Assuming $v \ll c$ and large $r$, the electric and magnetic fields are
\[\vec{E} = \frac{q}{c^2 r}\hat{k}\times \left( \hat{k} \times \vec{a} \right)\] \[\vec{B} = \frac{q}{c^2 r} \vec{a}\times \hat{k}\]Both of these have the same magnitude:
\[\| \vec{B} \| = \| \vec{E} \| = \frac{q}{c^2 r} a \sin \theta\]where $\theta$ is the angle between the observer in direction $\hat{k}$ and the particle’s acceleration $\vec{a}$.
From these expressions, we know the particle generates a pointing flux
\[\vec{S} = \frac{c}{4\pi} \vec{E} \times \vec{B} = \frac{q^2 a^2 }{4\pi c^3 r^2} \sin^2 \theta \, \hat{k}\]The pointing flux is power per unit area. The power per unit solid angle is then
\[\frac{dW}{dt \, d\Omega} = \frac{dW}{dt \, dA} \frac{dA}{d\Omega } = \|\vec{S}\| \frac{dA}{d\Omega } = \frac{q^2 a^2 }{4\pi c^3 r^2} \sin^2 \theta \cdot r^2 = \frac{q^2 a^2 }{4\pi c^3 } \sin^2 \theta\]Integrating over solid angle gives the Larmor Formula
\[P = \int d\Omega \left[ \frac{dW}{dt \, d\Omega} \right]= \frac{q^2 a^2 }{4\pi c^3 } 2\pi \int_0^{\pi} d\theta \left[ \sin^3 \theta \right]\] \[P = \frac{q^2 a^2 }{2 c^3 } (-1)\int_{1}^{-1} d\mu\left[ 1-\mu^2 \right] = \frac{2q^2 a^2 }{3c^3 }\]For dipole radiation, we define the dipole moment of a source as
\[\vec{d} = \sum_i q_i \vec{r}_i\]This allows us to generalize the Larmor formulat for objects with zero net charge and nonzero dipole moment:
\[P = \frac{2\ddot{d}^2 }{3c^3 }\]where the dots above $d$ denote time derivatives.

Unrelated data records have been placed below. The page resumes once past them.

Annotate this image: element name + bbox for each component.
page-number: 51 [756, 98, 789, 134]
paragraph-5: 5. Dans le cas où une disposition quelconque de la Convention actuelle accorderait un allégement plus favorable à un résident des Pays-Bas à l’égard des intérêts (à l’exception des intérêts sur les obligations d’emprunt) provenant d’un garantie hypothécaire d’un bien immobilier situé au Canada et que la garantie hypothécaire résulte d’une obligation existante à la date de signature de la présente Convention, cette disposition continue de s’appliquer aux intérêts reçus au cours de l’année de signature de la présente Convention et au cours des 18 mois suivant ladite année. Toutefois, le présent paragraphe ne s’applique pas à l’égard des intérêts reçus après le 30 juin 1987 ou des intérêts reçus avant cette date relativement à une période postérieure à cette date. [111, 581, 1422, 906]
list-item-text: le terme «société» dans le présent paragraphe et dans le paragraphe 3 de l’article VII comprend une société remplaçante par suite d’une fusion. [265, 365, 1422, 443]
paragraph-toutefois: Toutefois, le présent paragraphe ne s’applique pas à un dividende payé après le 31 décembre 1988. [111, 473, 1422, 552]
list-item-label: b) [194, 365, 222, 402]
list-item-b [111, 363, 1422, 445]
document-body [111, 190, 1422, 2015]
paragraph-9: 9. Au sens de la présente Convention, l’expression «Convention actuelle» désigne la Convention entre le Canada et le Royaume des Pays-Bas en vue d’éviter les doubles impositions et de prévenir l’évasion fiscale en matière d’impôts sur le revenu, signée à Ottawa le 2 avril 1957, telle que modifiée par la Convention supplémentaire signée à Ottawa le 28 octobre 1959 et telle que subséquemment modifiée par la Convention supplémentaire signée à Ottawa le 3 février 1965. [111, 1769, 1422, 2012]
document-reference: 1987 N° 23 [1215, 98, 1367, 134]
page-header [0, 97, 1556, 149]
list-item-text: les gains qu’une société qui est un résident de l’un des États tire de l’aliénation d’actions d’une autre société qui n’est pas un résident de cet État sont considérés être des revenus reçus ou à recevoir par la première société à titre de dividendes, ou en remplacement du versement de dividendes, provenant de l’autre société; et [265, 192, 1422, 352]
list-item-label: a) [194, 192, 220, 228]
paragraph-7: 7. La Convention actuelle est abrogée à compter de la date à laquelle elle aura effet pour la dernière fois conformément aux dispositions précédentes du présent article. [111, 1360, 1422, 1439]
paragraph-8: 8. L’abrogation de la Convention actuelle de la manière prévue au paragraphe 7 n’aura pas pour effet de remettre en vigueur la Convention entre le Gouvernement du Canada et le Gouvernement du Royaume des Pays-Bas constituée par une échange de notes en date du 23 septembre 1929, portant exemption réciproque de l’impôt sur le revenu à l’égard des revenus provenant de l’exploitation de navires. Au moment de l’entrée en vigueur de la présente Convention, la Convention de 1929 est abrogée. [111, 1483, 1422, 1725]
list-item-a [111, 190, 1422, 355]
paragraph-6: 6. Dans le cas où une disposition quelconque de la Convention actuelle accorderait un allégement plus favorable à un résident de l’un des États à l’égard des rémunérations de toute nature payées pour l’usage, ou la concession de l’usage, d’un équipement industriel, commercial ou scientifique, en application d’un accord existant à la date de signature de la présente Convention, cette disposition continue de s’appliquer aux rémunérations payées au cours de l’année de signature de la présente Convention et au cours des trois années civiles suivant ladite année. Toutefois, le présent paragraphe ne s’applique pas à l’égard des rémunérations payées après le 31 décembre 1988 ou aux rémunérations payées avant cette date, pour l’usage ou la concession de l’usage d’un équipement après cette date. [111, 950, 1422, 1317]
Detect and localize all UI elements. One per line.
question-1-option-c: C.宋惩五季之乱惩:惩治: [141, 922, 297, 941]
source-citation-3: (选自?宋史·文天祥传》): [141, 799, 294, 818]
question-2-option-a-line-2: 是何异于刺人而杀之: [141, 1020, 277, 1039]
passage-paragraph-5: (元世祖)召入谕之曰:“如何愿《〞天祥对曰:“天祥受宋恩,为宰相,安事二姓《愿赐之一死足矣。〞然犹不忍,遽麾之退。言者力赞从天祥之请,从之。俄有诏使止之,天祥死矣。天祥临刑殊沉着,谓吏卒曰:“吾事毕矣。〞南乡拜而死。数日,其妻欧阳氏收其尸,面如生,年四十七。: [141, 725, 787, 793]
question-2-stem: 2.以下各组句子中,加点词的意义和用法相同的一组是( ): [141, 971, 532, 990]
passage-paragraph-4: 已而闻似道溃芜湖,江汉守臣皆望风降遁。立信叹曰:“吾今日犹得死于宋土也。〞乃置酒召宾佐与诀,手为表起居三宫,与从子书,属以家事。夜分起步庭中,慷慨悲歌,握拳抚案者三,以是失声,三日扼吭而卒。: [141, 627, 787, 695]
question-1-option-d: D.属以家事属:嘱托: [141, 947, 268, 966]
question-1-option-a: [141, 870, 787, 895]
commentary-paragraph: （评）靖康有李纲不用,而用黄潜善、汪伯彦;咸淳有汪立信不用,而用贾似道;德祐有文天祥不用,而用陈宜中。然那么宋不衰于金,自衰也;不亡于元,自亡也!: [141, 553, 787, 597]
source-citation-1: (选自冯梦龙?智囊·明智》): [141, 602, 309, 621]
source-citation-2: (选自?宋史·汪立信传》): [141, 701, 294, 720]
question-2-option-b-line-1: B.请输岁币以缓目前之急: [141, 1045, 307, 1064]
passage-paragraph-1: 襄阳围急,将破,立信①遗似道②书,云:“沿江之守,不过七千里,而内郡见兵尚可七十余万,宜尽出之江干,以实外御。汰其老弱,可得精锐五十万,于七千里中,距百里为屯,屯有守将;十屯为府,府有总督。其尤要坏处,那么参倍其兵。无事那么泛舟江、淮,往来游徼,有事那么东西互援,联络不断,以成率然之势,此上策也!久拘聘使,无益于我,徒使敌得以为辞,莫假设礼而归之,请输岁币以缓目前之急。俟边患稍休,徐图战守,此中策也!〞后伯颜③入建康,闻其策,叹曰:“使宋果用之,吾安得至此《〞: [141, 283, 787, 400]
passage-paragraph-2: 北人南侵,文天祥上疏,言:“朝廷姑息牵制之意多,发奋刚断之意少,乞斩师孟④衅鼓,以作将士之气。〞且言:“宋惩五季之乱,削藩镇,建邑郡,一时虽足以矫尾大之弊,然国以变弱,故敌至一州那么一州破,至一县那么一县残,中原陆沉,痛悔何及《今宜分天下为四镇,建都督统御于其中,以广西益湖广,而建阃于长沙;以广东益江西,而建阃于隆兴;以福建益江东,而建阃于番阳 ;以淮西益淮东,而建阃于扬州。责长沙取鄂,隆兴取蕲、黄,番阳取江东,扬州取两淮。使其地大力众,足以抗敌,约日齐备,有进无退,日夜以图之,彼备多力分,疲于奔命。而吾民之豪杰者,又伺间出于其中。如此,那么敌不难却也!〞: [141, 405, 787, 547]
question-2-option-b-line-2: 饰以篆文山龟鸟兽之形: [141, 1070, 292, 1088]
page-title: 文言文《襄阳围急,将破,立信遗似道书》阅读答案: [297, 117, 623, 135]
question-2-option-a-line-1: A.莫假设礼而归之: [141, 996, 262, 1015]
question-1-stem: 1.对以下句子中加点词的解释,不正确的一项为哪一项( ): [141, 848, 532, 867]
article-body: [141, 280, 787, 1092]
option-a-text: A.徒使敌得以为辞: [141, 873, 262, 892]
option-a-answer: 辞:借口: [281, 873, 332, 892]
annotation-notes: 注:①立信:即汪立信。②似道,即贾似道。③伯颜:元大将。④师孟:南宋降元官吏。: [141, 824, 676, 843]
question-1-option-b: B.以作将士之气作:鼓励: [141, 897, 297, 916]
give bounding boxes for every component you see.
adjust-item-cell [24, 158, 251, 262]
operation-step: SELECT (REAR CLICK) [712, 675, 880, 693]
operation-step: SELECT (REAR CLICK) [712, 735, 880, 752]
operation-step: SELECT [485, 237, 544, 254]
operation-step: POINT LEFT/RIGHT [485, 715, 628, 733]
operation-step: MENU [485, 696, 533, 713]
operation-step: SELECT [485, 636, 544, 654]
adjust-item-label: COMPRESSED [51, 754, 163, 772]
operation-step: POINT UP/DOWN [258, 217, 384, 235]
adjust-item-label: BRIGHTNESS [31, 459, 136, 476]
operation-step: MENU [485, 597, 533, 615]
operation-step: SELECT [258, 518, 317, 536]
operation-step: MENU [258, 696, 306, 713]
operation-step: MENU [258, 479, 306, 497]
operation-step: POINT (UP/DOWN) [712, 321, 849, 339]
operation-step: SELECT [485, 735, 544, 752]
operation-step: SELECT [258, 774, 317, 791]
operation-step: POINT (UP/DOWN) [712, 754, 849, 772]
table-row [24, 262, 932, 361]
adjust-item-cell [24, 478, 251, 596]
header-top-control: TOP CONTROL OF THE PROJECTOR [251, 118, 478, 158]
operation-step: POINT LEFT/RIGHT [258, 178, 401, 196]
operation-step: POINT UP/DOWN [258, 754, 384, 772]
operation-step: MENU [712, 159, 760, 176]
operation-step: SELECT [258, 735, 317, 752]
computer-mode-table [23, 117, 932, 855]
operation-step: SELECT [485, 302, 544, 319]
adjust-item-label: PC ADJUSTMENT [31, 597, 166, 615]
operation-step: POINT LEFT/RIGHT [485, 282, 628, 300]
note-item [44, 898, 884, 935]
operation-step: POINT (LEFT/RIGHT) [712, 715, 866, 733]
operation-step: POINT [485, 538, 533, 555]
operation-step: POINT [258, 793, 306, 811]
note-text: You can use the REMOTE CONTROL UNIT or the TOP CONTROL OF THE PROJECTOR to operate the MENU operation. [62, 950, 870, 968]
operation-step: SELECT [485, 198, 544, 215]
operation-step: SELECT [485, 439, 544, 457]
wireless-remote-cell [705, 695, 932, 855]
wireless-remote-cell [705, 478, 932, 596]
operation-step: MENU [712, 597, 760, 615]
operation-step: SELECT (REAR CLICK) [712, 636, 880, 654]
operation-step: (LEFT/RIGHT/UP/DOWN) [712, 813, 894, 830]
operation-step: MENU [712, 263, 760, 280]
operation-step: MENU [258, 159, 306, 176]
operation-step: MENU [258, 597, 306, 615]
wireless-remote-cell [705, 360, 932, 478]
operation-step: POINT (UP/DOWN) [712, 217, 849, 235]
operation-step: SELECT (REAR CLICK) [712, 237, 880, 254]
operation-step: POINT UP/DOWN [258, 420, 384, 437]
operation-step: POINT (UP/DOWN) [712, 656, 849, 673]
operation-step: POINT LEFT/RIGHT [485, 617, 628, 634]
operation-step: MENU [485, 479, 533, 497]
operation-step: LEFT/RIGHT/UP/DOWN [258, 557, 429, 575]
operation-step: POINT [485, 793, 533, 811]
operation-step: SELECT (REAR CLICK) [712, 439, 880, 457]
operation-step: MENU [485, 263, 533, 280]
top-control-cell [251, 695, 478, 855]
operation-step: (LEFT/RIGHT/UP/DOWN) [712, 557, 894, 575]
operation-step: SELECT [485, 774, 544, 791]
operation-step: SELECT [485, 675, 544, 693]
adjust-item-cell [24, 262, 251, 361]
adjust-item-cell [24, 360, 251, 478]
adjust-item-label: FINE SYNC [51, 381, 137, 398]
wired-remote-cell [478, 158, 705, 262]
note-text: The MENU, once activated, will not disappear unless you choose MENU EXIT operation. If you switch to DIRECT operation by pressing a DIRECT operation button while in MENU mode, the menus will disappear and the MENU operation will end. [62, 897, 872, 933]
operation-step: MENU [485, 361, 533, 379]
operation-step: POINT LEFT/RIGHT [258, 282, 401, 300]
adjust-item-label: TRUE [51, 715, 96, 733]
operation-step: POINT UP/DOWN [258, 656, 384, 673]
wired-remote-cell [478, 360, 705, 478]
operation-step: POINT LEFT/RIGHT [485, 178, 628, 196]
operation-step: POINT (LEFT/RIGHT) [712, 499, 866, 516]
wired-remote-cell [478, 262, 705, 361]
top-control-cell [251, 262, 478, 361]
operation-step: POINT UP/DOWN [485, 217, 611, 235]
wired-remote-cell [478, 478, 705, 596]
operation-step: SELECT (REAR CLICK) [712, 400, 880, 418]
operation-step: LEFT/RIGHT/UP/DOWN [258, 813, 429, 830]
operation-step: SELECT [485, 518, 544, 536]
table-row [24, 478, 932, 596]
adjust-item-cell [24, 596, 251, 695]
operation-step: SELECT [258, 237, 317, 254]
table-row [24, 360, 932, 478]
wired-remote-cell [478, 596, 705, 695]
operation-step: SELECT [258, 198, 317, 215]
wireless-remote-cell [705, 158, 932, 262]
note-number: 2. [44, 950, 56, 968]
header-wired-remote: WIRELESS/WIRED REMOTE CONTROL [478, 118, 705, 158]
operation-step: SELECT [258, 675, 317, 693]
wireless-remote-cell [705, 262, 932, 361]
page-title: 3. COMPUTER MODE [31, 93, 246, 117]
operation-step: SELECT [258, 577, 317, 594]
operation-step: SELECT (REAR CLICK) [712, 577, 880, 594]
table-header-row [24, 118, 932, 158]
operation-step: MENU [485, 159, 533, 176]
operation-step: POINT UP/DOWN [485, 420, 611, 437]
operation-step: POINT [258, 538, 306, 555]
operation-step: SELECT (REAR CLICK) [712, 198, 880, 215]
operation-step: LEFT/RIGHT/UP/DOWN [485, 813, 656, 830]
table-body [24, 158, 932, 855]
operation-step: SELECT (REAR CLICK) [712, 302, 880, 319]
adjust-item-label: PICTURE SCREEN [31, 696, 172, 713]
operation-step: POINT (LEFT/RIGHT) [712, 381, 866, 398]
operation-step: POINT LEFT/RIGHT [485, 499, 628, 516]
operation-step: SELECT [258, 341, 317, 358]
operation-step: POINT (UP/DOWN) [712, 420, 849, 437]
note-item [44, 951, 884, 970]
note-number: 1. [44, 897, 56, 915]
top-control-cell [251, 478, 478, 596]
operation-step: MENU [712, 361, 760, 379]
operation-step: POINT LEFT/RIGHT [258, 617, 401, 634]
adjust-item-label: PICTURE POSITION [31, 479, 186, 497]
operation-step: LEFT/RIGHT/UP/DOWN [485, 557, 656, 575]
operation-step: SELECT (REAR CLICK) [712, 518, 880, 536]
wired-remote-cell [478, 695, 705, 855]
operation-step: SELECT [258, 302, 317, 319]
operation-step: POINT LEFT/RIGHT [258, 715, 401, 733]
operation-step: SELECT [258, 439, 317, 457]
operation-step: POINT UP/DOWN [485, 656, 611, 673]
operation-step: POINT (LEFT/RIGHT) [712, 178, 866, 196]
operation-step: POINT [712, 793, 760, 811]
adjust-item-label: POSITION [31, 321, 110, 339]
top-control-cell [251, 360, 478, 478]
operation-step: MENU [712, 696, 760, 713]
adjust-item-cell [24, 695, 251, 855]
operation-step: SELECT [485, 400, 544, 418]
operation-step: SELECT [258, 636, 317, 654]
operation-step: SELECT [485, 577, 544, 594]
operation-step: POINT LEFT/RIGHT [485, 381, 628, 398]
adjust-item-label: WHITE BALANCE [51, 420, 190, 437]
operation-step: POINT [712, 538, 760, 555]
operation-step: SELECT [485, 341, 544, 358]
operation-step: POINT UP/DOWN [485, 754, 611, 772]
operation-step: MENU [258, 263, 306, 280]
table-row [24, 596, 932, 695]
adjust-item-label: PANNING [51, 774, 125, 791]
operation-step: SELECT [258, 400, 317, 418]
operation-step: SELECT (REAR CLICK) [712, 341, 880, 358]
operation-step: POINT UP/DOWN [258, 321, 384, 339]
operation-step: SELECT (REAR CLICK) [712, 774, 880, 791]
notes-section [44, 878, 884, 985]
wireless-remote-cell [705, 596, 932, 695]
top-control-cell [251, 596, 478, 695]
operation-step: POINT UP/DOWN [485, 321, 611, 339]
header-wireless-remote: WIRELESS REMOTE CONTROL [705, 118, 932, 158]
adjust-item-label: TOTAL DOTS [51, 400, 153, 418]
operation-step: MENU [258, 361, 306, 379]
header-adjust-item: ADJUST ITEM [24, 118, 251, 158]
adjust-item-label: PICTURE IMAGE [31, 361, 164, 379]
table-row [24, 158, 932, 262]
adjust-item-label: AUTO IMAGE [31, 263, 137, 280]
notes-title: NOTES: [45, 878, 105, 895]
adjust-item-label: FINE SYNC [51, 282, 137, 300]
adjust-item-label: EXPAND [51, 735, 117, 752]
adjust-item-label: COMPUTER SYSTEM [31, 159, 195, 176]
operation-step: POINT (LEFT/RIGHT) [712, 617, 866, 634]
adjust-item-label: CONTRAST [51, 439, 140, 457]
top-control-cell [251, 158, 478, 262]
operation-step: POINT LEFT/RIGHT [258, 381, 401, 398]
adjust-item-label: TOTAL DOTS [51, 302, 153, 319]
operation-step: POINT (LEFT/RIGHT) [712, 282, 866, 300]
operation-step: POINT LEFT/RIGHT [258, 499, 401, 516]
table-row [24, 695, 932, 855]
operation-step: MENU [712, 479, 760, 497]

For relativistic particles, the Larmor formula depends on the acceleration parallel and perpendicular to the velocity of the particle. Specifically, the relativistic Larmor formula is
\[P = \frac{2q^2 }{3c^3 } \gamma^4 \left(a_\perp^2 + \gamma^2 a_\parallel^2 \right)\]where $\gamma$ is the Lorentz factor and $a_\parallel$ is the acceleration component parallel to the particle’s velocity.
Also, we can fourier transform the Larmor formula such that
\[\frac{dW}{d\nu \, d\Omega} = \left( \frac{2\pi}{c}\right)^3 \nu^4 \| d(\nu)\|^2 \sin^2 \theta\]where the dipole moment $d(\nu)$ is defined by the fourier transform of the dipole moment:
\[\vec{d}(\nu) = \frac{-1}{(2\pi \nu)^2} \mathcal{F}\left[ \ddot{\vec{d}}\right]\]